March 3, 2000
It's shocking how the entertainment industry can cheapen a
wholesome family value like marrying a rich total stranger.
I think we've all learned a painful lesson from the aftermath
of the Fox special, "Who Wants to Marry A Millionaire?"
The lesson of course is that making a mockery of the institution
of marriage is only justified if the guy really is a millionaire.
No matter how good the ratings are.
The other lesson is that there is no shortage of people willing
to line up for the opportunity to marry a stranger. I knew my
wife for seven years before we got married, and I still wondered
if I was rushing things.
This new crop of shows based on getting a million dollars
is disturbing. The advantage of a show like "Who Wants To
Marry A Millionaire" is you don't have to answer a lot of
difficult questions from Regis Philbin. You just have to look
good in a swimsuit.
So for future reference, I thought I'd make a list of some
of the tell-tale signs that you have not in fact married a millionaire:
- The wedding reception is held at a Chuck-E-Cheeze.

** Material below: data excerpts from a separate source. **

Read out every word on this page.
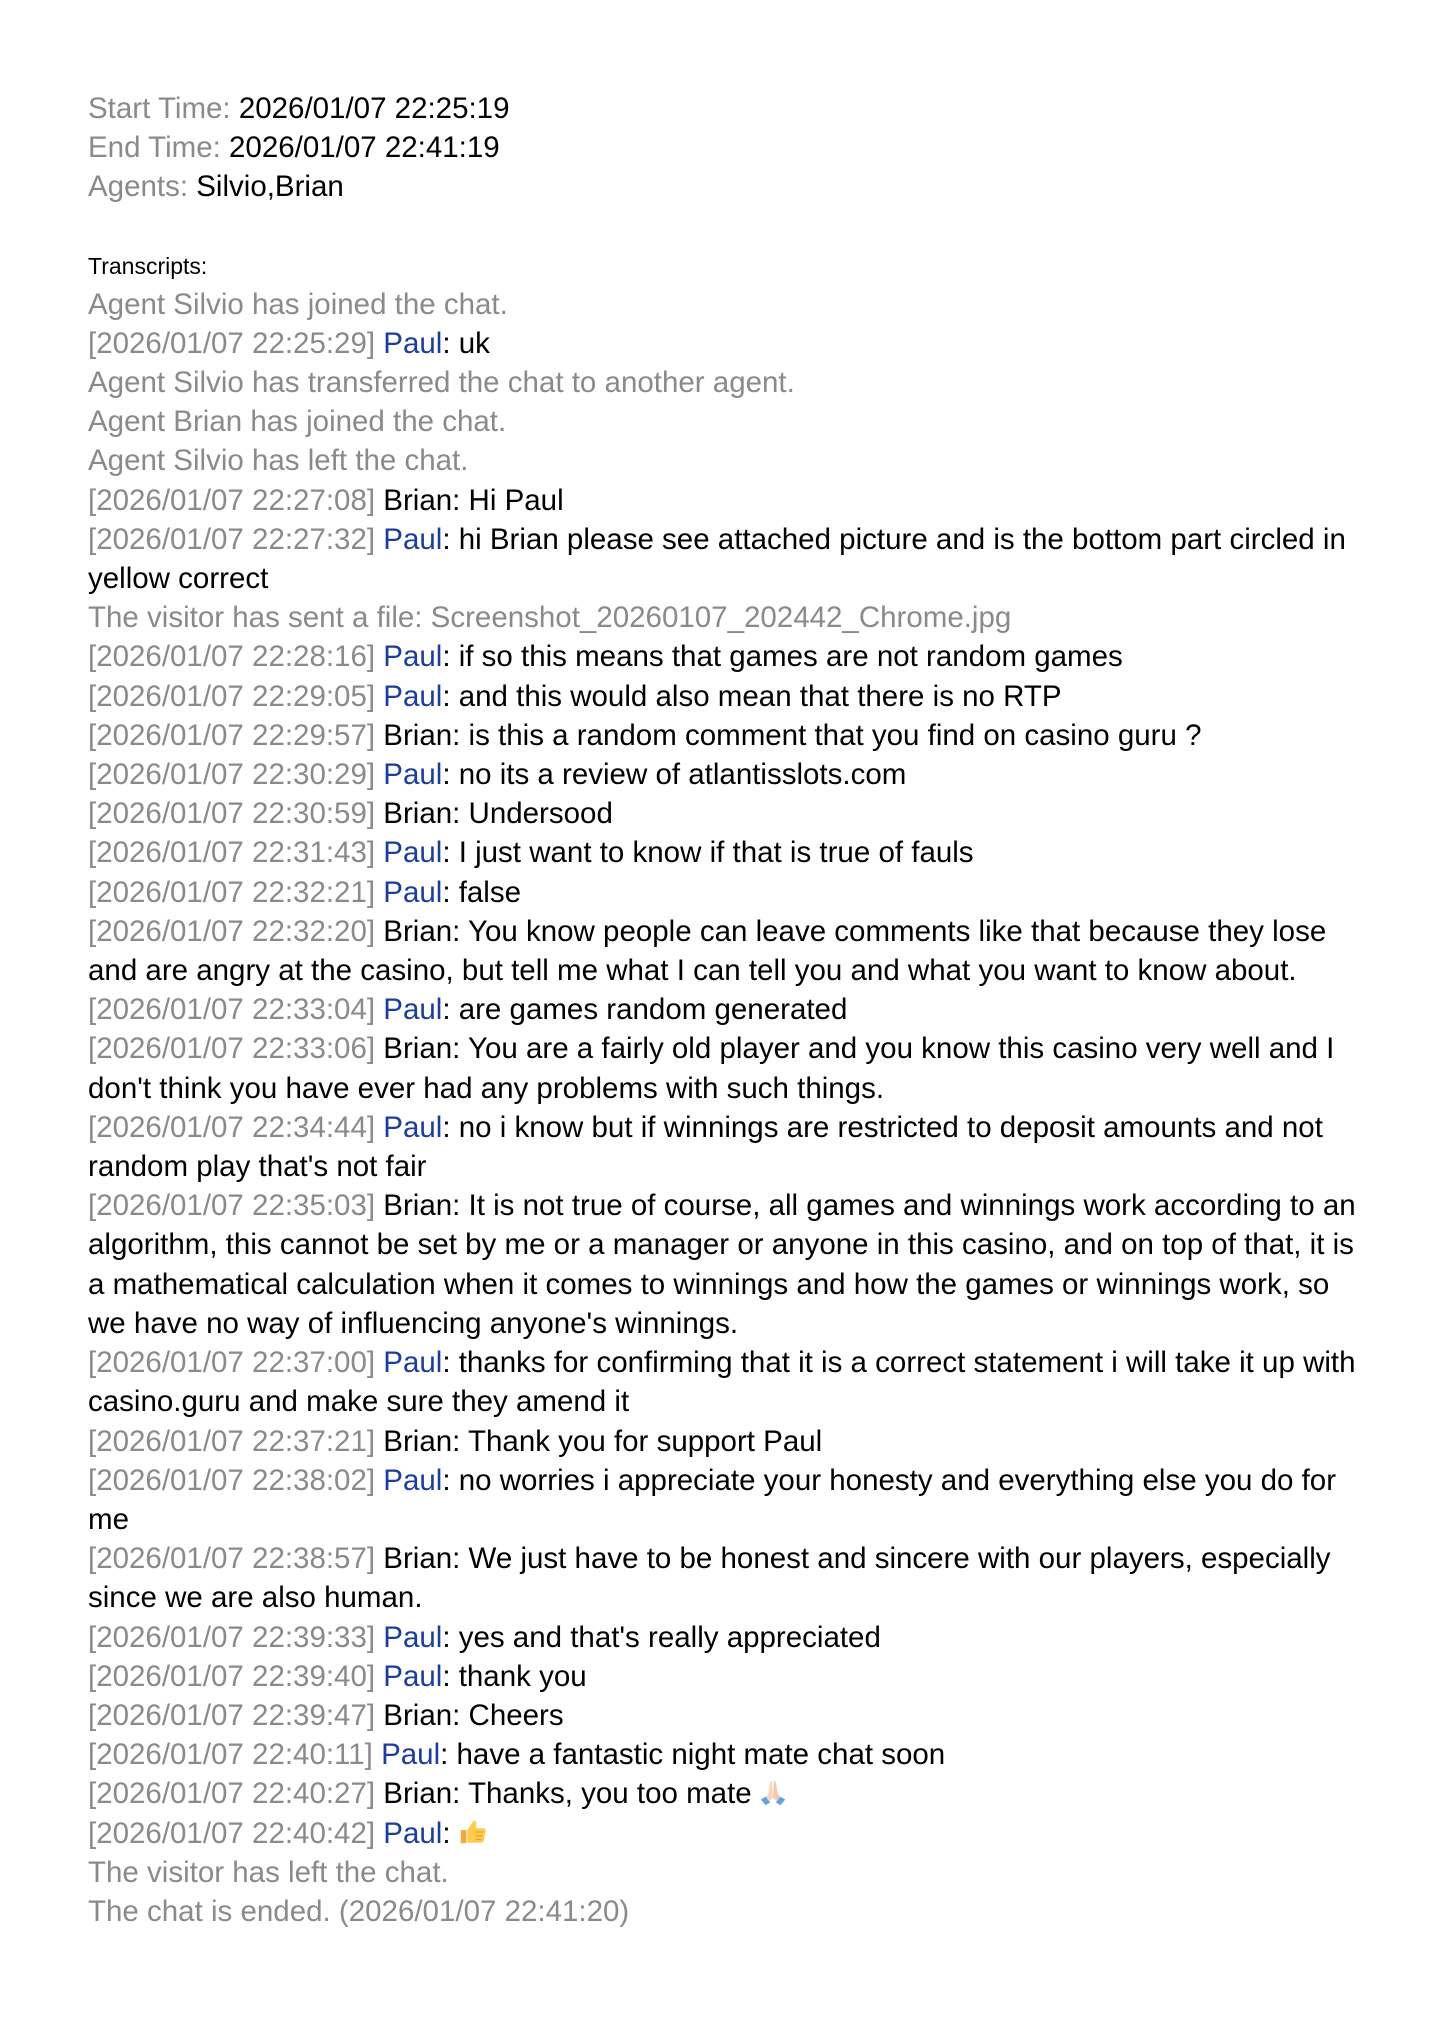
Start Time: 2026/01/07 22:25:19
End Time: 2026/01/07 22:41:19
Agents: Silvio,Brian
Transcripts:
Agent Silvio has joined the chat.
[2026/01/07 22:25:29] Paul: uk
Agent Silvio has transferred the chat to another agent.
Agent Brian has joined the chat.
Agent Silvio has left the chat.
[2026/01/07 22:27:08] Brian: Hi Paul
[2026/01/07 22:27:32] Paul: hi Brian please see attached picture and is the bottom part circled in yellow correct
The visitor has sent a file: Screenshot_20260107_202442_Chrome.jpg
[2026/01/07 22:28:16] Paul: if so this means that games are not random games
[2026/01/07 22:29:05] Paul: and this would also mean that there is no RTP
[2026/01/07 22:29:57] Brian: is this a random comment that you find on casino guru ?
[2026/01/07 22:30:29] Paul: no its a review of atlantisslots.com
[2026/01/07 22:30:59] Brian: Undersood
[2026/01/07 22:31:43] Paul: I just want to know if that is true of fauls
[2026/01/07 22:32:21] Paul: false
[2026/01/07 22:32:20] Brian: You know people can leave comments like that because they lose and are angry at the casino, but tell me what I can tell you and what you want to know about.
[2026/01/07 22:33:04] Paul: are games random generated
[2026/01/07 22:33:06] Brian: You are a fairly old player and you know this casino very well and I don't think you have ever had any problems with such things.
[2026/01/07 22:34:44] Paul: no i know but if winnings are restricted to deposit amounts and not random play that's not fair
[2026/01/07 22:35:03] Brian: It is not true of course, all games and winnings work according to an algorithm, this cannot be set by me or a manager or anyone in this casino, and on top of that, it is a mathematical calculation when it comes to winnings and how the games or winnings work, so we have no way of influencing anyone's winnings.
[2026/01/07 22:37:00] Paul: thanks for confirming that it is a correct statement i will take it up with casino.guru and make sure they amend it
[2026/01/07 22:37:21] Brian: Thank you for support Paul
[2026/01/07 22:38:02] Paul: no worries i appreciate your honesty and everything else you do for me
[2026/01/07 22:38:57] Brian: We just have to be honest and sincere with our players, especially since we are also human.
[2026/01/07 22:39:33] Paul: yes and that's really appreciated
[2026/01/07 22:39:40] Paul: thank you
[2026/01/07 22:39:47] Brian: Cheers
[2026/01/07 22:40:11] Paul: have a fantastic night mate chat soon
[2026/01/07 22:40:27] Brian: Thanks, you too mate
[2026/01/07 22:40:42] Paul:
The visitor has left the chat.
The chat is ended. (2026/01/07 22:41:20)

- You go Dutch on your honeymoon.
- He spends his day reading Archie comics instead of the Wall
Street Journal.
- When he says he's going to his Club for lunch, he means he'll
be eating at the lunch counter at K-Mart.
- The engagement ring is something from the Joan Rivers collection
on the Home Shopping Network.
- The jar of pennies on his dresser is referred to as "The
Trust Fund".
- His wedding tuxedo is really just one of those printed joke
t-shirts.
- His idea of investing in pork futures is to put the bacon
in the freezer a day ahead of its "best before" date.

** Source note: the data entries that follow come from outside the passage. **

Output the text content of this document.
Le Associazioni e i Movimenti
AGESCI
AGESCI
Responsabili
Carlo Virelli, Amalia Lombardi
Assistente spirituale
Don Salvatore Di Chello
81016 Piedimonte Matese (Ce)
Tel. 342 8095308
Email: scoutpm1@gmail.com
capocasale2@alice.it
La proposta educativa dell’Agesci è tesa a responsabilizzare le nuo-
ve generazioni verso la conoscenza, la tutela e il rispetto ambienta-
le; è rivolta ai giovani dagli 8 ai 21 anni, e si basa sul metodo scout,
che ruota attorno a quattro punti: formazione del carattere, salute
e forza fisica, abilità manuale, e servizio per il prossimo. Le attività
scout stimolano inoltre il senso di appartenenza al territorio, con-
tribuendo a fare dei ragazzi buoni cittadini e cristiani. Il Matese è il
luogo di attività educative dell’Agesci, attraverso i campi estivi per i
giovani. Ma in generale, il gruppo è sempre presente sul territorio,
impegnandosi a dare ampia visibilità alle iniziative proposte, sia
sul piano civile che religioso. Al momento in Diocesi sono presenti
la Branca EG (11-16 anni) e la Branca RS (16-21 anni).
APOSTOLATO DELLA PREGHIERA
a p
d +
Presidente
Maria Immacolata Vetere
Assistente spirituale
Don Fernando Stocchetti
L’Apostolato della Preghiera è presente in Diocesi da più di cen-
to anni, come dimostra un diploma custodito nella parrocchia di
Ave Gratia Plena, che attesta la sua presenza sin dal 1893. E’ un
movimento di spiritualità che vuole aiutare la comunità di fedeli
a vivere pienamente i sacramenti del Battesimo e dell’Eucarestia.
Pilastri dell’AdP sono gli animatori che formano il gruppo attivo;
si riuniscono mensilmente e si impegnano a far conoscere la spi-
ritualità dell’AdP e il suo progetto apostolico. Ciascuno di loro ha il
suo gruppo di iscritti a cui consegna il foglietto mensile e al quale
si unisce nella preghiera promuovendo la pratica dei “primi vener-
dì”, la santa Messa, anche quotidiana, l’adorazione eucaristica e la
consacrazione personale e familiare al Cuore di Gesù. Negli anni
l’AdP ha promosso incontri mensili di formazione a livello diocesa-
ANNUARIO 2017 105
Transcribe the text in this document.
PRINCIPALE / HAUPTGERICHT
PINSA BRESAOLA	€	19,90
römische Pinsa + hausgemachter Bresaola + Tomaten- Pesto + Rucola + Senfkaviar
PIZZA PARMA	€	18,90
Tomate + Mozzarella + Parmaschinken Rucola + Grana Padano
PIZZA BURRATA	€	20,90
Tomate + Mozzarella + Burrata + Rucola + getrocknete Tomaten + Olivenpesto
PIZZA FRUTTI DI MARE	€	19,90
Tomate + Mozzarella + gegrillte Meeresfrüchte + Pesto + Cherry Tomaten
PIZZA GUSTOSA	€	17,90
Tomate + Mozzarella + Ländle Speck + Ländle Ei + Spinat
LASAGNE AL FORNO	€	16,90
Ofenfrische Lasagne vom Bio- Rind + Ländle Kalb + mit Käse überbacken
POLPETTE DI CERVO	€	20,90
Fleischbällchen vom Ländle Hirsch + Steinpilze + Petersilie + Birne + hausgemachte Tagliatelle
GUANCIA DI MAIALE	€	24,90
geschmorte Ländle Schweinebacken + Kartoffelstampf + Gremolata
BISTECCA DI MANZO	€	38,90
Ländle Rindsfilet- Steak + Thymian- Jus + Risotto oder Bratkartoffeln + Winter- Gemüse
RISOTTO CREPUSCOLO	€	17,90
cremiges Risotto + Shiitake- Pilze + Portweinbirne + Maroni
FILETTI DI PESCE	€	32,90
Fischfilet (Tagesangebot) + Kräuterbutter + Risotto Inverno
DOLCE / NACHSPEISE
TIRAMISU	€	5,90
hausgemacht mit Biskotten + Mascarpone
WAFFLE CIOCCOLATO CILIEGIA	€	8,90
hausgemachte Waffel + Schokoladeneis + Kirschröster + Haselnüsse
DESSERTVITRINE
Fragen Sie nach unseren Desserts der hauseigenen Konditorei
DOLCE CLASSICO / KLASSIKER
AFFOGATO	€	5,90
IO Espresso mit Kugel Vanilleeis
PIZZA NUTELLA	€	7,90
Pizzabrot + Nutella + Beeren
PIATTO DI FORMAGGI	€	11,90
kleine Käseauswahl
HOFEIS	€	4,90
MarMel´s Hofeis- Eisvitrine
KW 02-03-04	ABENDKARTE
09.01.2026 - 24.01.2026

- The "limo" is a 1981 Chevelle.
- You have a lot of candlelight dinners - not because they're
romantic, but because the hydro has been cut off.
- His art collection features a lot of paintings of sad clowns
and dogs playing poker.
- He has to leave in the middle of the honeymoon to report
to his parole officer.
- He says he likes to take public transit because "it
keeps him in touch with ordinary, decent folk".
- His investment counsellor's business card only identifies
him as "Slick".
- Where you go for dinner is determined by the coupons in his
book.
- His "charitable foundation" consists of him going
to Mac's Milk and buying instant win lottery tickets.
- He never seems to have any cash with him because "he
lent his last half million to that moocher, the Sultan of Brunei".
- His private jet is always "in the shop".
- All the wine he serves comes in returnable bottles.
- His "Registered Retirement Savings Plan" are Pokeman
cards buried in a field in a tin can under a big rock forty paces
from an oak tree.
- The office door to his real estate management empire has
a sign on it that says "Superintendent".
When will we learn that TV has to return to classic, educational
programming - shows like "When Circus Animals Attack",
and "The Worlds Funniest Groin Injuries"?
In the meantime, if I can save just one person from marrying
a fake millionaire in front of hundreds of thousands of TV viewers,
then I'll be able to sleep a little better.